CITATION(Agathe Dumas)
Le changement climatique testé sur les populations de fourmis


Les chercheurs d'universités américaines de la côte Est s'intéressent aux fourmis comme indicateurs des répercussions du changement climatique sur l'équilibre des écosystèmes forestiers, ainsi que sur l'organisation de leur vie en communauté. Financé par le programme consacré à la recherche sur les écosystèmes du DoE ("Department of Energy"), le projet prévoit une enveloppe de 3 millions de dollars à dépenser sur 5 ans. Démarré fin 2008, il a pour objectif de comparer les résultats de modélisations climatiques avec les observations de terrain afin de déterminer la part de changement prévisible. Les fourmis étant considérées comme des "insectes sociaux" vivant en communauté, les scientifiques espèrent par ailleurs extraire des données plus générales sur l'adaptation de communautés à des environnements changeants, lesquels sont soumis à la pression croissante des espèces invasives.

Piloté par différentes universités de la côte Est (Harvard University, North Carolina State University, University of Tennessee, University of Vermont), ce projet a mis en place deux sites d'étude, l'un situé en Caroline du Nord et l'autre dans le Massachussetts. Chaque site comprend une douzaine de parcelles de forêt de près de 5 mètres de diamètre. Aménagées avec un système de soufflerie, ces parcelles permettent de simuler différents scénarios de changement climatique sur une période de 3 ans. Quatre scénarios correspondant aux températures prédites pour 2025, 2050 et 2100 (soit une augmentation des températures comprises entre 0 et 8° C) ont été envisagés.

Selon Rob Dunn, biologiste et chercheur à l'université de Caroline du Nord, les répercussions d'une augmentation de température sur les espèces de fourmis ont rapidement été observées. A titre d'exemple, les chercheurs ont noté un doublement du nombre de fourmis au cours des trois premiers mois suivant une augmentation de 1°C de la température atmosphérique. Des modifications de la biodiversité ont par ailleurs été enregistrées, en termes de nombre d'espèces recensées. Les parcelles de Caroline du Nord ont ainsi présenté une augmentation de la présence d'une espèce de solenopsis, communément appelé "fourmi piqueuse", provenant d'Amérique du Sud.

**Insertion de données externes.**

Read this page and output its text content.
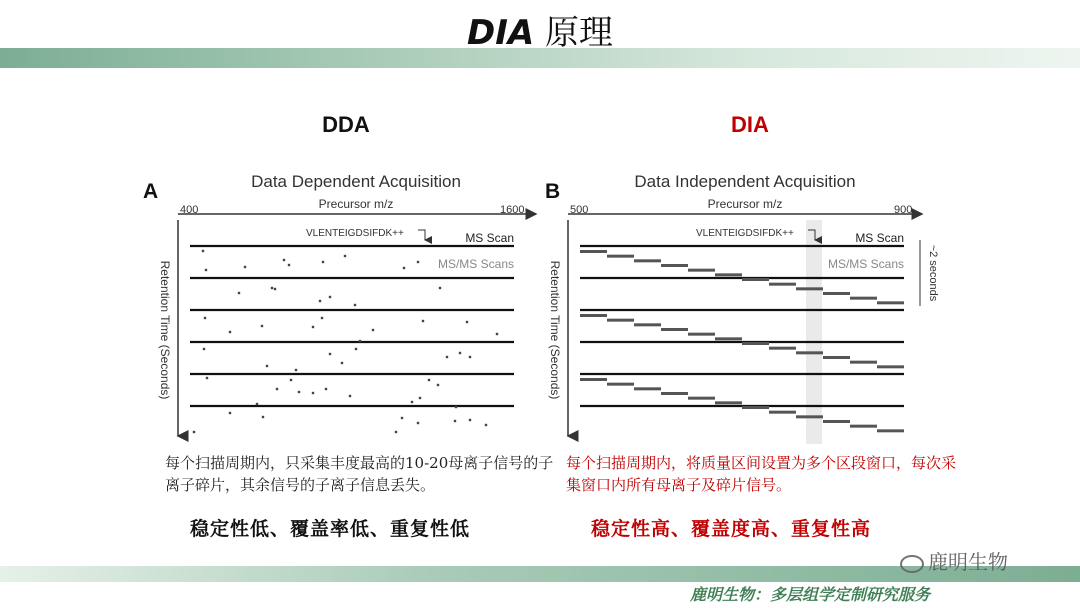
DIA 原理
DDA	DIA
A	B
Data Dependent Acquisition
Precursor m/z
400	1600
Retention Time (Seconds)
VLENTEIGDSIFDK++	MS Scan
MS/MS Scans
Data Independent Acquisition
Precursor m/z
500	900
Retention Time (Seconds)
VLENTEIGDSIFDK++	MS Scan
MS/MS Scans ~2 seconds
每个扫描周期内，只采集丰度最高的10-20母离子信号的子离子碎片，其余信号的子离子信息丢失。
每个扫描周期内，将质量区间设置为多个区段窗口，每次采集窗口内所有母离子及碎片信号。
稳定性低、覆盖率低、重复性低	稳定性高、覆盖度高、重复性高
鹿明生物
鹿明生物：多层组学定制研究服务
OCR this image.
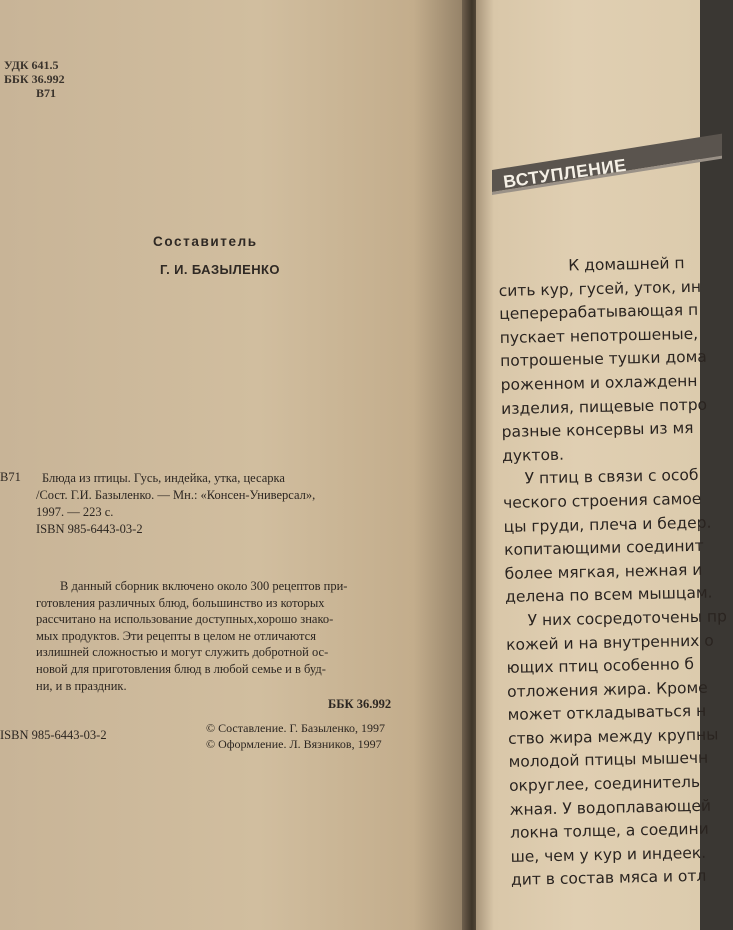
УДК 641.5
ББК 36.992
В71
Составитель
Г. И. БАЗЫЛЕНКО
В71	Блюда из птицы. Гусь, индейка, утка, цесарка
/Сост. Г.И. Базыленко. — Мн.: «Консен-Универсал»,
1997. — 223 с.
ISBN 985-6443-03-2
В данный сборник включено около 300 рецептов при-
готовления различных блюд, большинство из которых
рассчитано на использование доступных,хорошо знако-
мых продуктов. Эти рецепты в целом не отличаются
излишней сложностью и могут служить добротной ос-
новой для приготовления блюд в любой семье и в буд-
ни, и в праздник.
ББК 36.992
ISBN 985-6443-03-2	© Составление. Г. Базыленко, 1997
© Оформление. Л. Вязников, 1997
ВСТУПЛЕНИЕ
К домашней п
сить кур, гусей, уток, ин
цеперерабатывающая п
пускает непотрошеные,
потрошеные тушки дома
роженном и охлажденн
изделия, пищевые потро
разные консервы из мя
дуктов.
У птиц в связи с особ
ческого строения самое
цы груди, плеча и бедер.
копитающими соединит
более мягкая, нежная и
делена по всем мышцам.
У них сосредоточены пр
кожей и на внутренних о
ющих птиц особенно б
отложения жира. Кроме
может откладываться н
ство жира между крупны
молодой птицы мышечн
округлее, соединитель
жная. У водоплавающей
локна толще, а соедини
ше, чем у кур и индеек.
дит в состав мяса и отл
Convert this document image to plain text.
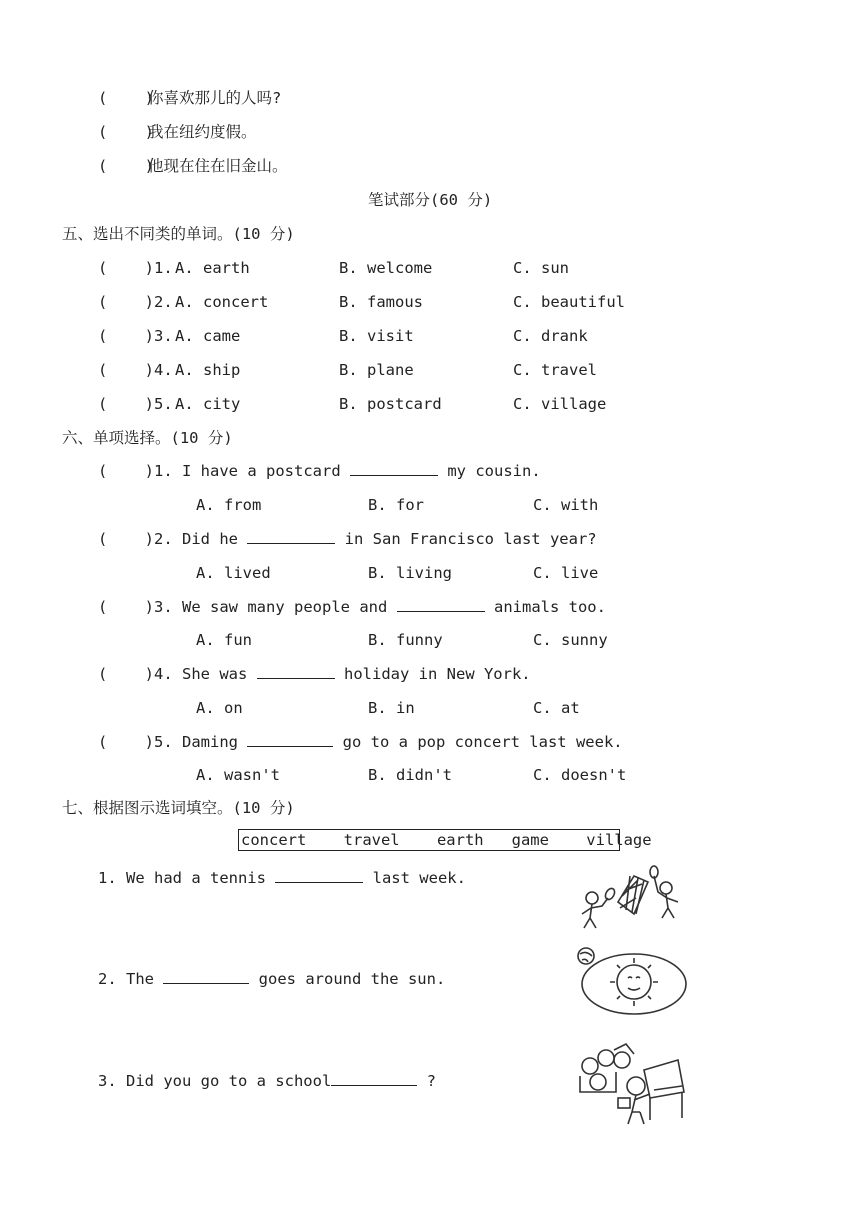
(    )你喜欢那儿的人吗?
(    )我在纽约度假。
(    )他现在住在旧金山。
笔试部分(60 分)
五、选出不同类的单词。(10 分)
(    )1. A. earth	B. welcome	C. sun
(    )2. A. concert	B. famous	C. beautiful
(    )3. A. came	B. visit	C. drank
(    )4. A. ship	B. plane	C. travel
(    )5. A. city	B. postcard	C. village
六、单项选择。(10 分)
(    )1. I have a postcard	my cousin.
A. from	B. for	C. with
(    )2. Did he	in San Francisco last year?
A. lived	B. living	C. live
(    )3. We saw many people and	animals too.
A. fun	B. funny	C. sunny
(    )4. She was	holiday in New York.
A. on	B. in	C. at
(    )5. Daming	go to a pop concert last week.
A. wasn't	B. didn't	C. doesn't
七、根据图示选词填空。(10 分)
concert    travel    earth   game    village
1. We had a tennis	last week.
2. The	goes around the sun.
3. Did you go to a school	?
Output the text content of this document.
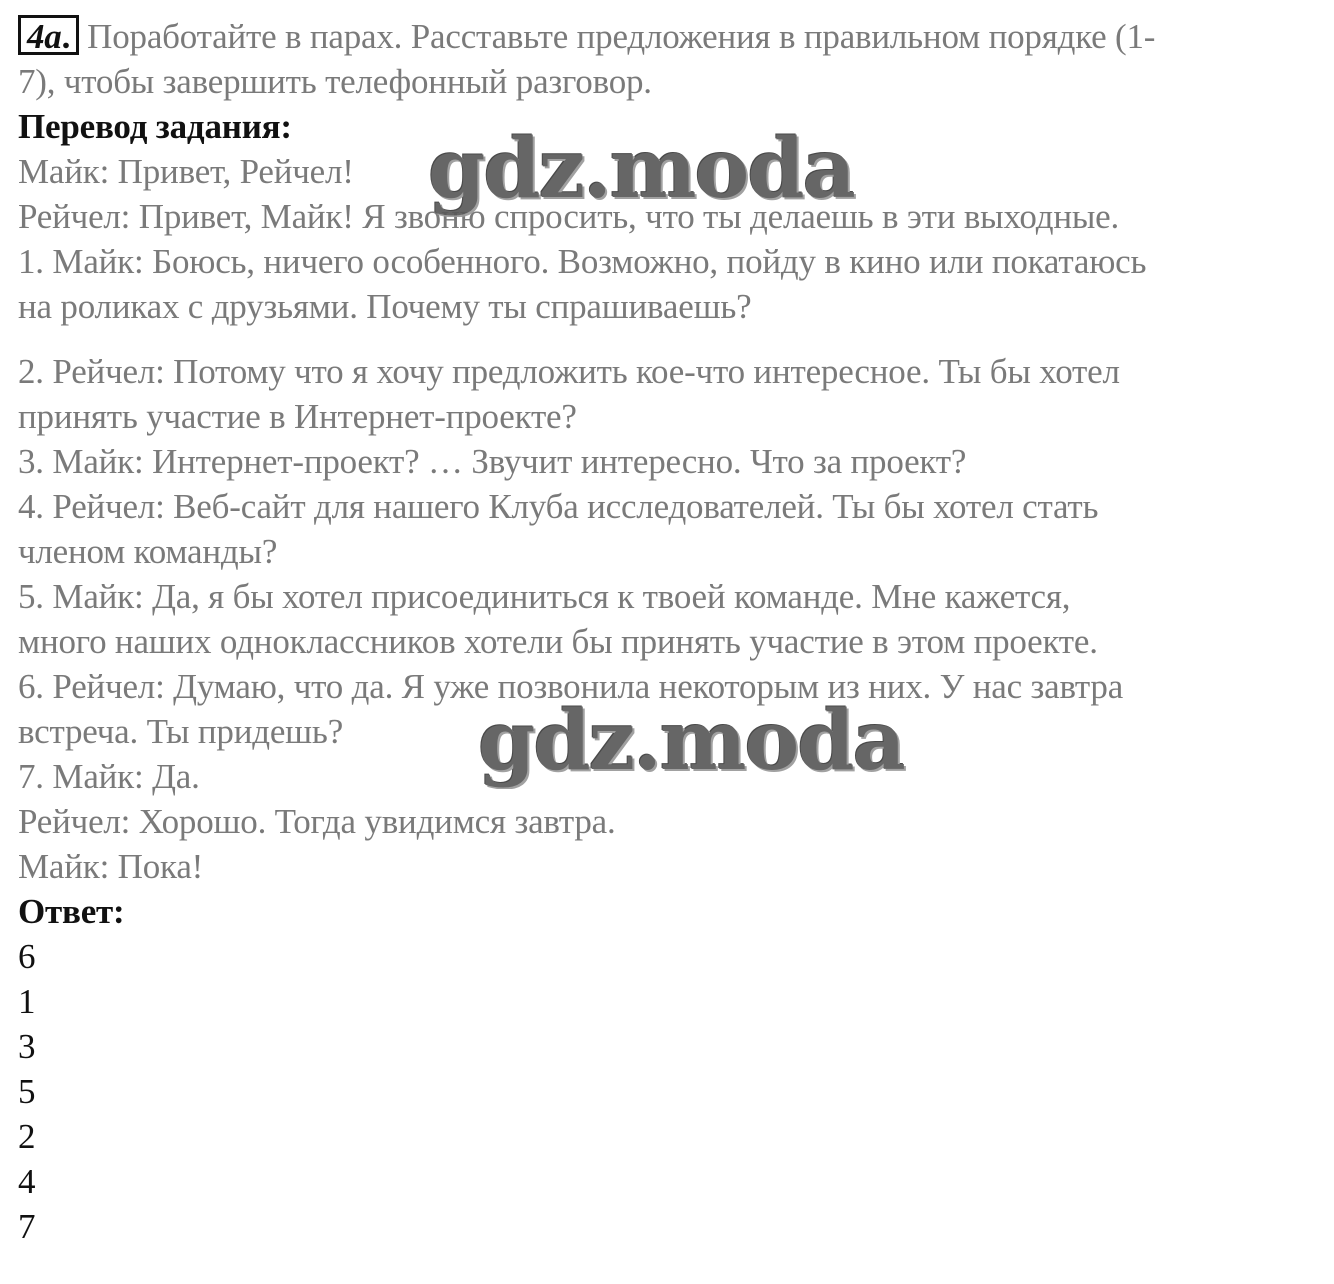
4a. Поработайте в парах. Расставьте предложения в правильном порядке (1-
7), чтобы завершить телефонный разговор.
Перевод задания:
Майк: Привет, Рейчел!
Рейчел: Привет, Майк! Я звоню спросить, что ты делаешь в эти выходные.
1. Майк: Боюсь, ничего особенного. Возможно, пойду в кино или покатаюсь
на роликах с друзьями. Почему ты спрашиваешь?
2. Рейчел: Потому что я хочу предложить кое-что интересное. Ты бы хотел
принять участие в Интернет-проекте?
3. Майк: Интернет-проект? … Звучит интересно. Что за проект?
4. Рейчел: Веб-сайт для нашего Клуба исследователей. Ты бы хотел стать
членом команды?
5. Майк: Да, я бы хотел присоединиться к твоей команде. Мне кажется,
много наших одноклассников хотели бы принять участие в этом проекте.
6. Рейчел: Думаю, что да. Я уже позвонила некоторым из них. У нас завтра
встреча. Ты придешь?
7. Майк: Да.
Рейчел: Хорошо. Тогда увидимся завтра.
Майк: Пока!
Ответ:
6
1
3
5
2
4
7
gdz.moda
gdz.moda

Assurant un certain nombre de fonctions essentielles à l'équilibre des écosystèmes forestiers, les espèces de fourmis endémiques semblent s'adapter moins rapidement au changement climatique que les espèces invasives. Ces observations posent problèmes, les populations endémiques assurant un rôle pédologique primordial, oxygénant le sol et redistribuant les nutriments. Ces fourmis jouent par ailleurs le rôle d'agent pollinisateur pour certaines espèces de plantes.

D'une durée de trois ans, ce projet devrait se terminer l'année prochaine. Si une partie des effets déjà observés pouvait être prédite dans une moyenne mesure, les scientifiques soulignent néanmoins le caractère non conventionnel des réactions observées. Ces expériences devraient par ailleurs être élargies à l'étude de différents insectes. En effet, si les fourmis représentent une famille d'insectes intéressante, notamment en raison de leur caractère communautaire, l'équipe de chercheur souhaite déterminer plus précisément les impacts du changement climatique sur les interactions entre différentes espèces d'une même classe.